What I’m about to say may earn me no brownie points, but … I calls ‘em like I sees ‘em. I have been criticized and called on the carpet by one reader for not addressing the 13 U.S. military men and women who were killed last week during a suicide bombing outside the Kabul airport in Afghanistan. The attack was perpetrated by a branch of daesh, ISIS-K.
Yes, I am deeply saddened by the deaths of these 13 men and women, all of whom were loved and important to many people. However, another 100+ (numbers are uncertain at this time) or more Afghanis were also killed in the same attack, some of them young children. How can I write a tribute to the U.S. military dead without also memorializing those innocent Afghani civilians? Can anyone reading this tell me that the military staff were somehow more important, more valuable people than those Afghanis? If you can, I would very much like to hear your reasoning.
A life. No, not all lives are equal in what they produce during their time here on earth. You have people like Dr. Martin Luther King who did so much good in his short 39 years here on earth, then you have the average John Doe who makes many friends over a lifetime, but his contributions are mainly small, local ones. Does that make John Doe’s life worth less than MLK’s? Certainly not to his spouse, children, grandchildren, and the friends he made over the course of his life. Yes, there is a day set aside every year to honour Dr. King but not John Doe. But you know John’s family has a special day of remembrance for him. He was important, too.
When the evacuation from Afghanistan is complete, when final tally is in, I will likely write about all those who died this month, including the 13 soldiers. But folks, it ain’t over yet. The Taliban, the U.S., and some 96 other nations have agreed to allow the evacuations to continue past the August 31st deadline.

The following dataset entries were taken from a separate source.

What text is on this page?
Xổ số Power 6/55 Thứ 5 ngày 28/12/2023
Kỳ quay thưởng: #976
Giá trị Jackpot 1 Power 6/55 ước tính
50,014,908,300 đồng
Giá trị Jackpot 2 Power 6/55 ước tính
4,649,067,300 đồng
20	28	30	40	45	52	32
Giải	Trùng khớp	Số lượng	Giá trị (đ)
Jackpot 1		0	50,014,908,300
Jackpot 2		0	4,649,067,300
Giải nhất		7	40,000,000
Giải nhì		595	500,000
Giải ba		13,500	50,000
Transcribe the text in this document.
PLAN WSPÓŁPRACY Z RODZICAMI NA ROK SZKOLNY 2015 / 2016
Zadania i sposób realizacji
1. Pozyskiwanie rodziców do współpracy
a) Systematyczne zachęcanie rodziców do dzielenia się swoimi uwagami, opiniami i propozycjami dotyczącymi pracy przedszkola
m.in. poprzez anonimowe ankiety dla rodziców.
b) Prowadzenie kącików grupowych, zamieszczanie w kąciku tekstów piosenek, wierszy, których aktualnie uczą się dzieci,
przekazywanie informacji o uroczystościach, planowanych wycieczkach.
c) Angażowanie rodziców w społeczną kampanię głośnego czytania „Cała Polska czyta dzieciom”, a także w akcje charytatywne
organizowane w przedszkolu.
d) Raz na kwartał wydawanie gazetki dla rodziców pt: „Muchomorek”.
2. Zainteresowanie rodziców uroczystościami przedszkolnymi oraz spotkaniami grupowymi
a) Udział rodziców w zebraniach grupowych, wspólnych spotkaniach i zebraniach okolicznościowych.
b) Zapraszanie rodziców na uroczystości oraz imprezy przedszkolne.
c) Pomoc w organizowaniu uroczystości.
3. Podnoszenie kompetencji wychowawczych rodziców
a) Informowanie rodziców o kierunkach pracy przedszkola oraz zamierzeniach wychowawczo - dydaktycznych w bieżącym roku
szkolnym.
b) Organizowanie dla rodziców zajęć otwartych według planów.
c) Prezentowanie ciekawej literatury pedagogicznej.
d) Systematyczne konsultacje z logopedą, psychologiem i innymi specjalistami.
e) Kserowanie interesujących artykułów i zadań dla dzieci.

At least twice in recent days, additional attacks, presumably by ISIS-K, have been thwarted by U.S. drone attacks, the most recent of which killed Afghan children. As of today, we have no idea what the final tally will be. The end of the story has yet to be written.
And while I’m on that topic, I will also not point fingers of blame at either President Biden, or any of the former presidents who made mistakes that cost lives in Afghanistan. There will be a time to assess what we might have done better starting back in 2001, how we might have prevented the deaths of 2,400 U.S. military and countless Afghanis who have been killed over the past 20 years as a result of our occupation of Afghanistan. But first we must finish the task at hand. There will be plenty of blame to go around, I’m sure, and it must be analyzed, and the entire story told. In time. But the blame is far less important that the lessons for the future we must learn from the mistakes of the past. Today, we get as many people out of Afghanistan as we possibly can, bring them to safety, then figure out how best to help them assimilate into our country, our culture.
I am not being heartless. My heart aches for the families of the men and women who are coming home in body bags, but it also aches for the mother who just lost her child in Kabul, the father who lost his entire family. A human life is important no matter what clothing covers it, no matter what skin colour, no matter what religious beliefs or lack thereof.